For the WBC dataset, we obtain from Table 10 a similar observation that the number of features selected by different feature selection methods can vary dramatically. While the Boruta and AUCRF approaches retain all 9 features, GRF method only selects 3 features. It is also noted that the r2VIM and NTA approaches are not able to produce valid results (indicated by “NAs”) in this table. As already mentioned in Sect. 3, this is because the r2VIM and NTA algorithms lean on negative variable importance created by non-relevant features, and error messages are returned when running the code.
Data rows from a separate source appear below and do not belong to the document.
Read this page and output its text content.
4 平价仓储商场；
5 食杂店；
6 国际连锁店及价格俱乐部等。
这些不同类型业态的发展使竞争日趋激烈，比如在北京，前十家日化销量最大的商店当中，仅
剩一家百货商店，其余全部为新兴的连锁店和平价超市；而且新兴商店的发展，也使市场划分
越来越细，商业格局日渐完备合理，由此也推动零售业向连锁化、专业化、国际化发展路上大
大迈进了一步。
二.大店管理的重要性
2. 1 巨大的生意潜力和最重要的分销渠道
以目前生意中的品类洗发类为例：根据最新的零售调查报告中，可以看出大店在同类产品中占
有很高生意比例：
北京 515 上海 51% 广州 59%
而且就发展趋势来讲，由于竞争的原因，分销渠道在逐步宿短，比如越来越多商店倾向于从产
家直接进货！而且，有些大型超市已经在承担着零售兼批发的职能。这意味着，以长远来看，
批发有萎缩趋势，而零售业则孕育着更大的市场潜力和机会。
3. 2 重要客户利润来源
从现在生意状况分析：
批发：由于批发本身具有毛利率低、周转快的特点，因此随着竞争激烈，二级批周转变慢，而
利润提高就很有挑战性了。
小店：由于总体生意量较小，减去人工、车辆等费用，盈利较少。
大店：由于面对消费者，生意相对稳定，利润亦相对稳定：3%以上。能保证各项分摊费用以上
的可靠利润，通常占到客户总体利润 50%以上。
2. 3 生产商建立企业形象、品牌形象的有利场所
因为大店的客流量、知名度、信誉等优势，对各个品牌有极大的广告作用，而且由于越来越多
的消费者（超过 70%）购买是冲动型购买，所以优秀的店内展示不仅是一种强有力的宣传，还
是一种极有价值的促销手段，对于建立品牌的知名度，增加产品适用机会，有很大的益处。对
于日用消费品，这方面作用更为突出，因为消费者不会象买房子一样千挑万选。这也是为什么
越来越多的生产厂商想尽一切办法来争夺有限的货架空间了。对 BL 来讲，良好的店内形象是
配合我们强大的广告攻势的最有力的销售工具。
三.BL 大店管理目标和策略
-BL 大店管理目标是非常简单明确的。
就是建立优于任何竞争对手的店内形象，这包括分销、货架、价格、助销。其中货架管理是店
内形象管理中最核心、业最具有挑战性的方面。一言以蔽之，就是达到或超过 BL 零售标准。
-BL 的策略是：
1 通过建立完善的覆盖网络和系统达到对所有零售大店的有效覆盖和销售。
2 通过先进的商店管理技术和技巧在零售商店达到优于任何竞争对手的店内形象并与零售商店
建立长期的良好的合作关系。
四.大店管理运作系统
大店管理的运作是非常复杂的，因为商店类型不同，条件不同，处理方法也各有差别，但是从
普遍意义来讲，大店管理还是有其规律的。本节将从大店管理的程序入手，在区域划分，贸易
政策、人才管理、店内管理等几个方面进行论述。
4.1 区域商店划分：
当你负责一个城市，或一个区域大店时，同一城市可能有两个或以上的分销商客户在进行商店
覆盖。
For the SE dataset, all methods but NTA are able to produce valid results, as shown in Table 11. The number of features selected by different feature selection methods again varies dramatically. GRF approach identifies a much smaller number of features. However, it also has the worst overall performance among the 13 approaches. Because all methods (except for GRF) yield similar predictive performance, one naturally prefers those methods that include a smaller feature set features for a better balance of model complexity and model performance, such as VSURF (21 features), GRRF (24 features), and RF-SRC (26 features).

5 Conclusion

This paper provided a comprehensive review and discussion of 12 commonly used RF-based feature selection methods for classification problems. The fundamental ideas behind each method were described, the R packages were introduced, and numerical studies were presented that illustrate the implementation of these methods and compare the results generated from different methods. The numerical examples show that different methods often identify different important features as these feature selection methods are based on different ideas and approaches. This observation indicates that caution is often required when performing feature selection tasks. It is a good practice to try more than one feature selection method and identify important features by examining the outcomes from different approaches integrated with users’ experiences, domain knowledge, and theoretical analysis. The paper serves as a one-stop reference where students, data science consultants, engineers, and data scientists can access the basic ideas behind these methods, the advantages and limitations of different approaches, as well as the software packages to implement these methods.